WILMINGTON — The state’s first single-gender public charter may soon have a new campus to call home.

After nearly 30 acres of land was donated to the Girls Leadership Academy of Wilmington (GLOW) by the Cameron family in March, the all-girls public charter school has submitted plans to put that acreage to use.

Located off Martin Luther King Jr. Avenue and Kerr Avenue, the proposed 30 acres do not yet have a designated address.

The plans include a proposal to rezone 30 acres of residential land for the use of institutional and educational purposes. With over 57,000 square feet shared between four prospective buildings, GLOW Academy is taking the first step on the road to expansion.

As of December 2017, GLOW Academy provides free education to 200 sixth- and seventh-grade girls at its middle school campus on South College Road.

If its plans are approved, GLOW Academy would expand to include a high school, in addition to a new middle school campus, serving a total of 700 students.

The plans will go before Wilmington’s technical review committee on Jan. 4.

“This whole point is to engage with the neighbors,” said Margee Herring a spokeswoman for GLOW Academy.

Through the Technical Review Committee, the Planning Commission’s ruling and responses from a public meeting, GLOW Academy plans to implement adjustments in its design, land planning and traffic patterns before it hopes to break ground in April 2018. 

“We are hopefully groundbreaking in April with the hopes that we are able to take possession in the summer of 2019,” Herring said.

GLOW’s mission

Aimed at families of lower socioeconomic status, GLOW aims to bridge the gap between financially disadvantaged students and opportunity and education.

Each year, GLOW will add 100 sixth-grade students to its community. Even if the school’s plans are approved and built, GLOW Academy won’t reach full capacity until the 2022-2023 academic year, per its cultural philosophy.

The gradual implementation of 6th-grade students is an effort in “building the school’s culture and the sisterhood,” Herring said. 

As the first and only single-gender public charter school in North Carolina, it would need to hold a lottery in the event of a surplus of applicants. Charter schools fall under the same purview of public schools in that they cannot discriminate against eligible students.

However, the Department of Public Instruction issued GLOW Academy a waiver which permits them to utilize a weighted lottery.
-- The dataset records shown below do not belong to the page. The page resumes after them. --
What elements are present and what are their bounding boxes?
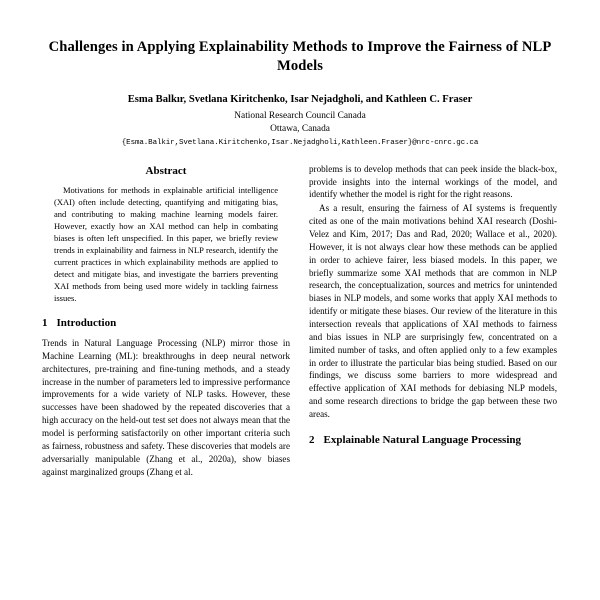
right-column xyxy=(309,163,557,454)
abstract-heading: Abstract xyxy=(145,164,187,177)
right-paragraph-2: As a result, ensuring the fairness of AI systems is frequently cited as one of the main motivations behind XAI research (Doshi-Velez and Kim, 2017; Das and Rad, 2020; Wallace et al., 2020). However, it is not always clear how these methods can be applied in order to achieve fairer, less biased models. In this paper, we briefly summarize some XAI methods that are common in NLP research, the conceptualization, sources and metrics for unintended biases in NLP models, and some works that apply XAI methods to identify or mitigate these biases. Our review of the literature in this intersection reveals that applications of XAI methods to fairness and bias issues in NLP are surprisingly few, concentrated on a limited number of tasks, and often applied only to a few examples in order to illustrate the particular bias being studied. Based on our findings, we discuss some barriers to more widespread and effective application of XAI methods for debiasing NLP models, and some research directions to bridge the gap between these two areas. xyxy=(309,203,557,419)
page-title: Challenges in Applying Explainability Methods to Improve the Fairness of NLP Models xyxy=(48,39,552,75)
abstract-text: Motivations for methods in explainable artificial intelligence (XAI) often include detecting, quantifying and mitigating bias, and contributing to making machine learning models fairer. However, exactly how an XAI method can help in combating biases is often left unspecified. In this paper, we briefly review trends in explainability and fairness in NLP research, identify the current practices in which explainability methods are applied to detect and mitigate bias, and investigate the barriers preventing XAI methods from being used more widely in tackling fairness issues. xyxy=(54,184,278,304)
section-heading-explainable-nlp xyxy=(309,434,557,448)
section-heading-introduction xyxy=(42,317,290,331)
location: Ottawa, Canada xyxy=(270,123,330,134)
intro-paragraph-1: Trends in Natural Language Processing (NLP) mirror those in Machine Learning (ML): breakthroughs in deep neural network architectures, pre-training and fine-tuning methods, and a steady increase in the number of parameters led to impressive performance improvements for a wide variety of NLP tasks. However, these successes have been shadowed by the repeated discoveries that a high accuracy on the held-out test set does not always mean that the model is performing satisfactorily on other important criteria such as fairness, robustness and safety. These discoveries that models are adversarially manipulable (Zhang et al., 2020a), show biases against marginalized groups (Zhang et al. xyxy=(42,338,290,477)
left-column xyxy=(42,163,290,479)
affiliation: National Research Council Canada xyxy=(234,111,366,122)
right-paragraph-1: problems is to develop methods that can peek inside the black-box, provide insights into the internal workings of the model, and identify whether the model is right for the right reasons. xyxy=(309,163,557,200)
two-column-body xyxy=(42,163,558,479)
section-title: Explainable Natural Language Processing xyxy=(323,433,522,446)
section-number: 1 xyxy=(42,317,48,330)
section-number: 2 xyxy=(309,433,315,446)
author-emails: {Esma.Balkir,Svetlana.Kiritchenko,Isar.Nejadgholi,Kathleen.Fraser}@nrc-cnrc.gc.ca xyxy=(121,138,479,147)
author-list: Esma Balkır, Svetlana Kiritchenko, Isar Nejadgholi, and Kathleen C. Fraser xyxy=(127,93,473,105)
section-title: Introduction xyxy=(56,317,117,330)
“GLOW’s enrollment and lottery accommodates a weighted system that is based on applicants’ qualifications to receive free and reduced lunch,” Herring said.
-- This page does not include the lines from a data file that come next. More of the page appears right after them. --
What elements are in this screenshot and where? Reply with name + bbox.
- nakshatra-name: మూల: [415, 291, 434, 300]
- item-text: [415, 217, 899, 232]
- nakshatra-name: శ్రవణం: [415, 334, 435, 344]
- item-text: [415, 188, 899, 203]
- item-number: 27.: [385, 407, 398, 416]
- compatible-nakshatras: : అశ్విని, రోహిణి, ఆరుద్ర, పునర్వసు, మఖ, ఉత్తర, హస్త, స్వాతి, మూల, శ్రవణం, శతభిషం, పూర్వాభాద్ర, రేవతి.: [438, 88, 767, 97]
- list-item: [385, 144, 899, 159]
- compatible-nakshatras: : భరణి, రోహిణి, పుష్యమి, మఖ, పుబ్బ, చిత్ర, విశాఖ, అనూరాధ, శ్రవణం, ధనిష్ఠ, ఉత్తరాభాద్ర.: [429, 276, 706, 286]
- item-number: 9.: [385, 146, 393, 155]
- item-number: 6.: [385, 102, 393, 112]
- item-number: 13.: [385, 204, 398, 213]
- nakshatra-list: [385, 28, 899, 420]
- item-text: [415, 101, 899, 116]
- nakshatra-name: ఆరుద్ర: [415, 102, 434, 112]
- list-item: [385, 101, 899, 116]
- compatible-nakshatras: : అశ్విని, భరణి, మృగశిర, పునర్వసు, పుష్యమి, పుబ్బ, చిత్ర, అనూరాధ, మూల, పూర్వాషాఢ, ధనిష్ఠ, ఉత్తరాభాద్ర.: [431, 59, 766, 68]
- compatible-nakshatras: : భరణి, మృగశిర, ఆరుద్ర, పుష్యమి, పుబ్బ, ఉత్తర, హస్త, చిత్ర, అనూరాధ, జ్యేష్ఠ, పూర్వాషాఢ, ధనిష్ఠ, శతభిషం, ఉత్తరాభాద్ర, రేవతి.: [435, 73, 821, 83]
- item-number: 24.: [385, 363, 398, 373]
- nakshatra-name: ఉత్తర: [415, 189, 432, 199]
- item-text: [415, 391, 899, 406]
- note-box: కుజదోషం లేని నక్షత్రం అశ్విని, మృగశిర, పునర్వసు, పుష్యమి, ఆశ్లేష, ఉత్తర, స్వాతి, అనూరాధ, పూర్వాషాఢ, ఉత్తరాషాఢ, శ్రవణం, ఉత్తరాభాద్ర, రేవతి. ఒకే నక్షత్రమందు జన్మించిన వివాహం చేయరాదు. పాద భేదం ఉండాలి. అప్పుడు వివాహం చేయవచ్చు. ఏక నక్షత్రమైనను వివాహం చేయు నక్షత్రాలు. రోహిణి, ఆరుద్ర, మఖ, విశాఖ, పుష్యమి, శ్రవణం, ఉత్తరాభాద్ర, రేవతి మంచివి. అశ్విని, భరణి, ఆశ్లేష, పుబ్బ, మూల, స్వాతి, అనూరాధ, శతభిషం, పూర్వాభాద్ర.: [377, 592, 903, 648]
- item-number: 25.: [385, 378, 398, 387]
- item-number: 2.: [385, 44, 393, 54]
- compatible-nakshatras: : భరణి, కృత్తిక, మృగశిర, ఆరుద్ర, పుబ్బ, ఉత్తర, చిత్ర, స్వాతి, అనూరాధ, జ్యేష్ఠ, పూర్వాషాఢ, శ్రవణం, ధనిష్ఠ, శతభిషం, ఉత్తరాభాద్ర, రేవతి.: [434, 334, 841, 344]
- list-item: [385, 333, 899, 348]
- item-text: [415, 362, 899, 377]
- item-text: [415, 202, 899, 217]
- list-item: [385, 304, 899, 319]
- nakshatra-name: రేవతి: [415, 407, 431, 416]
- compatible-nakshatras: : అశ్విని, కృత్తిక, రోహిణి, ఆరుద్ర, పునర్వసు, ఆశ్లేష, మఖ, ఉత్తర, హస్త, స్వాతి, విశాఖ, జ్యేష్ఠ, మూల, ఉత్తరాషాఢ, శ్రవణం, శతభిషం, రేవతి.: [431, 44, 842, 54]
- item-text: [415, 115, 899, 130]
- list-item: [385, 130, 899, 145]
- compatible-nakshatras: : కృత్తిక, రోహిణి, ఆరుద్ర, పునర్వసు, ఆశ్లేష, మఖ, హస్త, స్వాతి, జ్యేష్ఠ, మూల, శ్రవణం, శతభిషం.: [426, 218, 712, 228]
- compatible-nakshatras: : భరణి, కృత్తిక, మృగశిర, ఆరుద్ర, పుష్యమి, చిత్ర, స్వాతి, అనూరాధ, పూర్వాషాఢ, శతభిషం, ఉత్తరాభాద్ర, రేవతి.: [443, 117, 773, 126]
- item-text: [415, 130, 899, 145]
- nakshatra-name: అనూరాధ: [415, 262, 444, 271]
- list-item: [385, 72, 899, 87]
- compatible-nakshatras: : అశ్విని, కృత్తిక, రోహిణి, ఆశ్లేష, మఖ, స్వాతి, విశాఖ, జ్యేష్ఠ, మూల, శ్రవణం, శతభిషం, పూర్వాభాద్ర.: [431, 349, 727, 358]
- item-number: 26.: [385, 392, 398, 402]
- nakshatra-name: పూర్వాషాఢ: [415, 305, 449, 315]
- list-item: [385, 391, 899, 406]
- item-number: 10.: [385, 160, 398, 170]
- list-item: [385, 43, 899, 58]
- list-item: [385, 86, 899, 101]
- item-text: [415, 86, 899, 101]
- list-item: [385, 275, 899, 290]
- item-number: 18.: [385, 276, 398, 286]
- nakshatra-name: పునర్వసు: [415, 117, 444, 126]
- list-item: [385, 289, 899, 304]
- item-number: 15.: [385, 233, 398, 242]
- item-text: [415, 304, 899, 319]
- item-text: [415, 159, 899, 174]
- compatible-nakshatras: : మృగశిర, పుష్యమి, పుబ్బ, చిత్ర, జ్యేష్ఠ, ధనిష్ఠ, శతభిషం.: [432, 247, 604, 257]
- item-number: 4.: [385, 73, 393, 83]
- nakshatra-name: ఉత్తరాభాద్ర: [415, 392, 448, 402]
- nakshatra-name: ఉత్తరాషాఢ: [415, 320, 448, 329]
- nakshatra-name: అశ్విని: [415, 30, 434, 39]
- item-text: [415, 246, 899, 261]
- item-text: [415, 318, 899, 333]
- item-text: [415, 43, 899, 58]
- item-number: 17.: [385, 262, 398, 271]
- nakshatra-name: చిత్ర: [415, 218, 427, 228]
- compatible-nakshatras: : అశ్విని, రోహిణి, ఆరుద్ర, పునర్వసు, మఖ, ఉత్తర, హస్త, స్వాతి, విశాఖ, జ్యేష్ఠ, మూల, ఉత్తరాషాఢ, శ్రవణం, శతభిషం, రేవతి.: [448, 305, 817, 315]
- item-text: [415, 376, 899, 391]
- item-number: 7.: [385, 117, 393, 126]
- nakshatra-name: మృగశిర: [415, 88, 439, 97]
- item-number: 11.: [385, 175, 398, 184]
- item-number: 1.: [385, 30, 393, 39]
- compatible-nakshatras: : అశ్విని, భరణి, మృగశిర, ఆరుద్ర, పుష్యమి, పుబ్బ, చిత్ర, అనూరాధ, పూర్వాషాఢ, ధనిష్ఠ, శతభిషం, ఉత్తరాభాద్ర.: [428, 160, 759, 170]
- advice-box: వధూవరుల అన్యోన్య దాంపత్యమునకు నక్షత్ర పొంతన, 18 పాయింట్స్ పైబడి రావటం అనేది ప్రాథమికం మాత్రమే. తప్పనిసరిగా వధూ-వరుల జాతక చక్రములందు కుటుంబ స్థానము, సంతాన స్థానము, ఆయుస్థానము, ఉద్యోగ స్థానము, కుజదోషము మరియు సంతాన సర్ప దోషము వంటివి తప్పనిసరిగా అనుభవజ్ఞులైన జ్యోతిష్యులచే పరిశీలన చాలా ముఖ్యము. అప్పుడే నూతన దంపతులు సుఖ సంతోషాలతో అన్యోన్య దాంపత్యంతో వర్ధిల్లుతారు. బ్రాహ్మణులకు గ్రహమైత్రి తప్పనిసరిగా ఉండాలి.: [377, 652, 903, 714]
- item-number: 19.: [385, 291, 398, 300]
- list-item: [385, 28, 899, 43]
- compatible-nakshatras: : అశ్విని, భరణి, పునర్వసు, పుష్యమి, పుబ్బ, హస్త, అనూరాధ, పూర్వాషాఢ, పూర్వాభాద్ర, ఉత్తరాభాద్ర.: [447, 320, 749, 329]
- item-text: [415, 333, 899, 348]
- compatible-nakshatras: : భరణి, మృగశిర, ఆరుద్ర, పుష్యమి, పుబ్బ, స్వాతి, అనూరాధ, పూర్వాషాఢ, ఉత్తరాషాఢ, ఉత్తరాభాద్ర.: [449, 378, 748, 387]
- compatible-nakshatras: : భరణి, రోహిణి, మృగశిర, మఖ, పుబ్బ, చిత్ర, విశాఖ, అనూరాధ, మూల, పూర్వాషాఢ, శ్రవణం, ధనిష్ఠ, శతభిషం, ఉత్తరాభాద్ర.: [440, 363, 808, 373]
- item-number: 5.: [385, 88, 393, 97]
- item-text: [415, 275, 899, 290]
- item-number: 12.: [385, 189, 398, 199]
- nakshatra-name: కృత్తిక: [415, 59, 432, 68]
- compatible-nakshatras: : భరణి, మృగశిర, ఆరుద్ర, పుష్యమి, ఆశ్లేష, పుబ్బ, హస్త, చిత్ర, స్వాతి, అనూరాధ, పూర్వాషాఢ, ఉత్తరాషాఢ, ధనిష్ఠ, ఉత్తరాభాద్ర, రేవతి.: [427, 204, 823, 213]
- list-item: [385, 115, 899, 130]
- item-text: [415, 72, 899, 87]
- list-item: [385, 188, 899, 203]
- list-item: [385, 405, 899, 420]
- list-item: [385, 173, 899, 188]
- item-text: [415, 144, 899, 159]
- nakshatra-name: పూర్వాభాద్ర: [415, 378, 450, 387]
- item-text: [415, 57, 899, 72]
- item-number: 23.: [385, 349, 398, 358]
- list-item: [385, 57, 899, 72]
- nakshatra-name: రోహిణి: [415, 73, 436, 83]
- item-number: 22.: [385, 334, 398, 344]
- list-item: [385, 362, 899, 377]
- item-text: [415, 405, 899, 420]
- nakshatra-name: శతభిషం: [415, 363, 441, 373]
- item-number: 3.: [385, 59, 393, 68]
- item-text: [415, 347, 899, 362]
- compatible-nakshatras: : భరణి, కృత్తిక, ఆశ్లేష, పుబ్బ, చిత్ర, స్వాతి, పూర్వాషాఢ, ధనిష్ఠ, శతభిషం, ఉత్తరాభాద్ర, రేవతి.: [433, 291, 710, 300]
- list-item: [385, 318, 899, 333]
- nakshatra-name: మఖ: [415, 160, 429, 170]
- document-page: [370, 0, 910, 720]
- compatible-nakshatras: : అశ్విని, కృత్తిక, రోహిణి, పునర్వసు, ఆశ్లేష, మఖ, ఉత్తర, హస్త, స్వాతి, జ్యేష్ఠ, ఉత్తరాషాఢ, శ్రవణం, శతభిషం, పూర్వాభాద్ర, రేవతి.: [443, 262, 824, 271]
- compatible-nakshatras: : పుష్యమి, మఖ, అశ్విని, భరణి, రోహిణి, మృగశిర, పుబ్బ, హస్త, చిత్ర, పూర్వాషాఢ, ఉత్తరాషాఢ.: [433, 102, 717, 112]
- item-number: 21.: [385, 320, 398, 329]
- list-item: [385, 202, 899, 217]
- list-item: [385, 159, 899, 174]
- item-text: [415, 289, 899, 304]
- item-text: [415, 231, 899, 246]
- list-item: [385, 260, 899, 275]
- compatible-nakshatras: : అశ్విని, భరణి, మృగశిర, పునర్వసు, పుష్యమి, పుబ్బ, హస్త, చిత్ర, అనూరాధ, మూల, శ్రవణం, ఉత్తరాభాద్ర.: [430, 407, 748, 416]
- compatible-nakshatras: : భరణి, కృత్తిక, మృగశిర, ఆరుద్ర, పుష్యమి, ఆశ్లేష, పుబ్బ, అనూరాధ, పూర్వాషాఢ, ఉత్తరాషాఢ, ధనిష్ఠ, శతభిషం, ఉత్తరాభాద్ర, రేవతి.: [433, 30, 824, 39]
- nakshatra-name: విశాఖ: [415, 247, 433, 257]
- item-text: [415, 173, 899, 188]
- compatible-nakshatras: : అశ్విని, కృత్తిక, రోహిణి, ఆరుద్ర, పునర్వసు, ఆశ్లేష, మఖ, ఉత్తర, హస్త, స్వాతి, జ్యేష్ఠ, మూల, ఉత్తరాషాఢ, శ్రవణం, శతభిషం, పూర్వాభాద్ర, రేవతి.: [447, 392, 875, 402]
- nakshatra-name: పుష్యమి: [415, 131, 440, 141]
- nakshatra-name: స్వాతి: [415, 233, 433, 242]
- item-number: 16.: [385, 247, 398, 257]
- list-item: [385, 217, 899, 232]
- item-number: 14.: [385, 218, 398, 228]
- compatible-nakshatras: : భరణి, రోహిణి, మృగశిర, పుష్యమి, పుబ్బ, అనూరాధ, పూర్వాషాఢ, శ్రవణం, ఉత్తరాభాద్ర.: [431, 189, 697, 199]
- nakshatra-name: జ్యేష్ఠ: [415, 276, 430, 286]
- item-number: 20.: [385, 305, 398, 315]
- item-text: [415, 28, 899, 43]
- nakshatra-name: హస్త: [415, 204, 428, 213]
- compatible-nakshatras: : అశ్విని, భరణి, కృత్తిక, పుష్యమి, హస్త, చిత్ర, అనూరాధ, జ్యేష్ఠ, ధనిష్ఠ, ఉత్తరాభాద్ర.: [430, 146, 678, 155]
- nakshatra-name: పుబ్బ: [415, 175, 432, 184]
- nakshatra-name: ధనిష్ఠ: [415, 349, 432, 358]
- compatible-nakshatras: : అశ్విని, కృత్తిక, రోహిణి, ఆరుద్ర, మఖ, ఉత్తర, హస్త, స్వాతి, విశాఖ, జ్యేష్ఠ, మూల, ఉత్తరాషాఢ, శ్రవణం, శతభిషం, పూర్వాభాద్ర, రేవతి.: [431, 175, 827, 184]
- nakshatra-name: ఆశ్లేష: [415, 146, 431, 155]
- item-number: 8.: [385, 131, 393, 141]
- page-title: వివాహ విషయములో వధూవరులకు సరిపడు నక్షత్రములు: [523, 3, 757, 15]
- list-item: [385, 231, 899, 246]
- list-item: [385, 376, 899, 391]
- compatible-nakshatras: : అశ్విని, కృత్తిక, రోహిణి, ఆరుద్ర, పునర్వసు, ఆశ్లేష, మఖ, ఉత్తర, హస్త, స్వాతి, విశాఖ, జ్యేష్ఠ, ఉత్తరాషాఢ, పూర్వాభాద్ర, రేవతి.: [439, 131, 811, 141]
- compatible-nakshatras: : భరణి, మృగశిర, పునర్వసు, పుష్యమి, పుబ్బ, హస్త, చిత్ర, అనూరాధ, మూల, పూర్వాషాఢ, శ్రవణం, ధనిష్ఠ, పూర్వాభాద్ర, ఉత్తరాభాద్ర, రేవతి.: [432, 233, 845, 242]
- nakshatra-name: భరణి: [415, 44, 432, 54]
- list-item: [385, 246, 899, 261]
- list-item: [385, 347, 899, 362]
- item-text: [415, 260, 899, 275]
GLOW Academy’s lottery waiver grants GLOW Academy the authority to prioritize at-need students in the event of a surplus lottery-application pool.

“We have a specific mission,” Herring said. “(We want to) be mindful of specifically filling our student spaces with students that come from the demographic spaces that our charter is intending to serve.” 

GLOW Academy’s 2018-2019 academic application is open now through Feb. 28 to fill its incoming 6th-grade class.